The South African Reserve Bank (SARB) and National Treasury agree that the country’s inflation target range is too wide and out of step with global standards. However, as policymakers debate adjustments, ordinary citizens and businesses continue to struggle under the weight of high interest rates.
Calls for Drastic Rate Cuts Amid Economic Strain
The General Industries Workers Union of South Africa (GIWUSA) argues that revising inflation targets is irrelevant if interest rates remain punishingly high.
“People are losing homes instead of buying new ones. People are losing vehicles, furniture, and other assets because they can’t keep up with debt repayments,” a union representative said. GIWUSA is demanding that the repo rate—currently at 7.5%—be slashed to 3.5%, a level last seen during the COVID-19 pandemic.
The Congress of South African Trade Unions (COSATU) has taken a slightly more moderate stance, urging a 50 basis point cut to relieve financial pressure on workers, boost spending, and assist households drowning in debt.
Industry Weighs In: Balancing Caution and Urgency
Home loan provider BetterBond has adopted a more cautious approach, suggesting a 25 basis point reduction as a balanced move.
“We’ve historically followed the US Federal Reserve. When they cut, we cut,” a BetterBond executive noted. “But with the Bank of England and European Central Bank lowering rates, we’re hoping South Africa follows suit—especially since our inflation targets have been met.”
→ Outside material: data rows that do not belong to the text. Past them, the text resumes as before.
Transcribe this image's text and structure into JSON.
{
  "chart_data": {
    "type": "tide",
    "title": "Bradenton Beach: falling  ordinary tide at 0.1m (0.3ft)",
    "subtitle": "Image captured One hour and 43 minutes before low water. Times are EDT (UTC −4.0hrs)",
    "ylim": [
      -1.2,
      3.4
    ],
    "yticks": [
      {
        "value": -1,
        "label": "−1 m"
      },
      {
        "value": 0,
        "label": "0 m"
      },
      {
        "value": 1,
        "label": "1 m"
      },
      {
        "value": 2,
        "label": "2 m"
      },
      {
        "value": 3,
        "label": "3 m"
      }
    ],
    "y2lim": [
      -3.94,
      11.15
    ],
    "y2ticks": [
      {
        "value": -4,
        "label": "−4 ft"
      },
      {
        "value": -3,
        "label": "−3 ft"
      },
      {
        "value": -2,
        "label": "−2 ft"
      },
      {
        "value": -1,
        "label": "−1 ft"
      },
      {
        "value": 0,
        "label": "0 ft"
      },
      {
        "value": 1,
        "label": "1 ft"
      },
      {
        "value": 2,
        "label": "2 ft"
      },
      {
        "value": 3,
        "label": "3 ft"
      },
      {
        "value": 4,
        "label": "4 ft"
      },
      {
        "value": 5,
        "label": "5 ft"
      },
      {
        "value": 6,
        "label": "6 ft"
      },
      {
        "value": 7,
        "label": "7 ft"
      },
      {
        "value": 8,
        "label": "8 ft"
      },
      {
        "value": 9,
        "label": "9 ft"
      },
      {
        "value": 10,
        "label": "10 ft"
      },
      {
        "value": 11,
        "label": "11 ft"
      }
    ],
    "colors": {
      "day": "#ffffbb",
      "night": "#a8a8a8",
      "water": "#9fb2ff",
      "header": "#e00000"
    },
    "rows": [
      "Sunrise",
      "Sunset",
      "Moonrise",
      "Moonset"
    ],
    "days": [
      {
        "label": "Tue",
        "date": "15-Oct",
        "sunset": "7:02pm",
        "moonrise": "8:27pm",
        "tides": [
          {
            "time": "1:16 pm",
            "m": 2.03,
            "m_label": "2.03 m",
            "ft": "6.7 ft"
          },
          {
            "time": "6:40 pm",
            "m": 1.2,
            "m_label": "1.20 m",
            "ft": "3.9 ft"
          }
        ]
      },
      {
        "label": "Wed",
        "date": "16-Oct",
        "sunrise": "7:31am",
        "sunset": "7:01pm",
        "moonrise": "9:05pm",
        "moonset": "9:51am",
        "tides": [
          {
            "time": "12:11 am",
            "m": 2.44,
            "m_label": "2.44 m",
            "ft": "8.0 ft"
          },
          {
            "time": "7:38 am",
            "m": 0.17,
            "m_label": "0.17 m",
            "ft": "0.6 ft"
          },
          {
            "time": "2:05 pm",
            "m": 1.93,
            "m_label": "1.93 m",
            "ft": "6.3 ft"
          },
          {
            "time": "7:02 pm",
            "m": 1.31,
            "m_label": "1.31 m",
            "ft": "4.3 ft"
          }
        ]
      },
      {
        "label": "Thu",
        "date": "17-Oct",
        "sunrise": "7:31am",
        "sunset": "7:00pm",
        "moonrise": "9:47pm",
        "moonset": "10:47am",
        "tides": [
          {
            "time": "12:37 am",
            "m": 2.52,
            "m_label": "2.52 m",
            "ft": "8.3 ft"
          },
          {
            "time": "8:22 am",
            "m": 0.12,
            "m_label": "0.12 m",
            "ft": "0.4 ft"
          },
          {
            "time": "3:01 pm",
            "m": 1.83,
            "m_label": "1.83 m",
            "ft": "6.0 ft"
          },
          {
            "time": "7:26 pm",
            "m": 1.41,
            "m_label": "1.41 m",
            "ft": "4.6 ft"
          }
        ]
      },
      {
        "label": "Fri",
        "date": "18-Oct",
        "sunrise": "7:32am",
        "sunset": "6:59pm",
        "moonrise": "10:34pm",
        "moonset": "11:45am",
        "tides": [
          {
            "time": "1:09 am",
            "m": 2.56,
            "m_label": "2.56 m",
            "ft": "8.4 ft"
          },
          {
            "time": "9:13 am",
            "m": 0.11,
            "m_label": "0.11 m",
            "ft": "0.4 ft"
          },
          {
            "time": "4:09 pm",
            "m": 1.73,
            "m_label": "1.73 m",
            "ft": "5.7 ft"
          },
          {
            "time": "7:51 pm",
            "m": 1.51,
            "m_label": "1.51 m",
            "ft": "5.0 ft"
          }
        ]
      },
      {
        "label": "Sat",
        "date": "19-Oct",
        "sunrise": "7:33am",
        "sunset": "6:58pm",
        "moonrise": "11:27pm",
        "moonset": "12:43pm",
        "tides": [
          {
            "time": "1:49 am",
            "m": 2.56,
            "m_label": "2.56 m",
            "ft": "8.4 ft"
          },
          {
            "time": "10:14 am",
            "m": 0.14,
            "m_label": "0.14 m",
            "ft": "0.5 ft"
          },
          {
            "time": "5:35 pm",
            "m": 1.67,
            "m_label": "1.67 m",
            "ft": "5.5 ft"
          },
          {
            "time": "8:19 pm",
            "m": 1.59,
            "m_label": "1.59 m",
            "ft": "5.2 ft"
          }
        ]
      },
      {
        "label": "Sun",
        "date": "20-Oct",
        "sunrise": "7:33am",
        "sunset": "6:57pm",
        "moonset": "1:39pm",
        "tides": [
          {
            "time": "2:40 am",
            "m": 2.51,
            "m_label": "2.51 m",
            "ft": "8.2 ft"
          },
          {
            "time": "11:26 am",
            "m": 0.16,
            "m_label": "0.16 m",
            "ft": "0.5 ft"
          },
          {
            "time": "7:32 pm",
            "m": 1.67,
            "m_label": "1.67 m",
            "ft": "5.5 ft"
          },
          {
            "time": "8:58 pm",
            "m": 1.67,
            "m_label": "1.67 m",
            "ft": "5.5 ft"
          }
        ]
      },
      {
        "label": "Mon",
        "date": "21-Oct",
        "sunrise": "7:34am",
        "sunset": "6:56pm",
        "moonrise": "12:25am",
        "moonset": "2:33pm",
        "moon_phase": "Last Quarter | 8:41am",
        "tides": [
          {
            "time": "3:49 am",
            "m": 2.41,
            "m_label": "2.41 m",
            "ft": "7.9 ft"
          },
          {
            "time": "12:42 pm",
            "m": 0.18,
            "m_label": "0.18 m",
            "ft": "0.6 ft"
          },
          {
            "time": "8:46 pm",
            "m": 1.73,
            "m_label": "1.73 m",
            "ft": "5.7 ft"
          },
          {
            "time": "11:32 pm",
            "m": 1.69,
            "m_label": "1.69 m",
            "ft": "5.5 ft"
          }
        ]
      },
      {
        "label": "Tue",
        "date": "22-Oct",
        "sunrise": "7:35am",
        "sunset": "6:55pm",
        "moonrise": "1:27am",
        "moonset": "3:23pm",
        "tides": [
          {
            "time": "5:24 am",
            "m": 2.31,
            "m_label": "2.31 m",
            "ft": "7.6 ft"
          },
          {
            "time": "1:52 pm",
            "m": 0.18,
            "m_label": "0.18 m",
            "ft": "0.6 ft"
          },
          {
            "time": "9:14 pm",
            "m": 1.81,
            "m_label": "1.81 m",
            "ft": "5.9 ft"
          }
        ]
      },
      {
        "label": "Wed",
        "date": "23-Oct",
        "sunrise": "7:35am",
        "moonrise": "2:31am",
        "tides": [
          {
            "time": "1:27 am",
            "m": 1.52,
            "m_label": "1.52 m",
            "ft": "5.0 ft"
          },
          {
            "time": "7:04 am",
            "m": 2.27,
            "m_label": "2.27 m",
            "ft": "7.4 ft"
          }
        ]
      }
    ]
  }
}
Samuel Seeff, chairman of Seeff Property Group, insists that a 25 to 50 basis point cut is not just desirable but “essential,” calling it a “pivotal moment for South Africa’s economy.”
Legal and Debt Relief Concerns
MyWay Legal Services, which assists heavily indebted consumers, warns that even with lower interest rates, many South Africans remain trapped in unaffordable debt.
“Reducing interest helps, but it doesn’t erase the total debt owed or change monthly repayments, which are still contractually binding,” a representative said. The group also highlighted that many consumers are still paying debts that may no longer be legally enforceable, despite the National Financial Ombud resolving over 60% of such disputes.
All Eyes on the Reserve Bank’s Next Move
With the prime lending rate at 11%, commercial banks continue to impose steep borrowing costs on consumers. The SARB’s Monetary Policy Committee (MPC) will announce its latest interest rate decision on Thursday, a ruling that could determine whether South Africa’s economy gets much-needed relief or remains stuck in a high-rate cycle.
As the debate over inflation targets continues, millions of South Africans are waiting to see if policymakers will prioritize economic recovery over theoretical adjustments.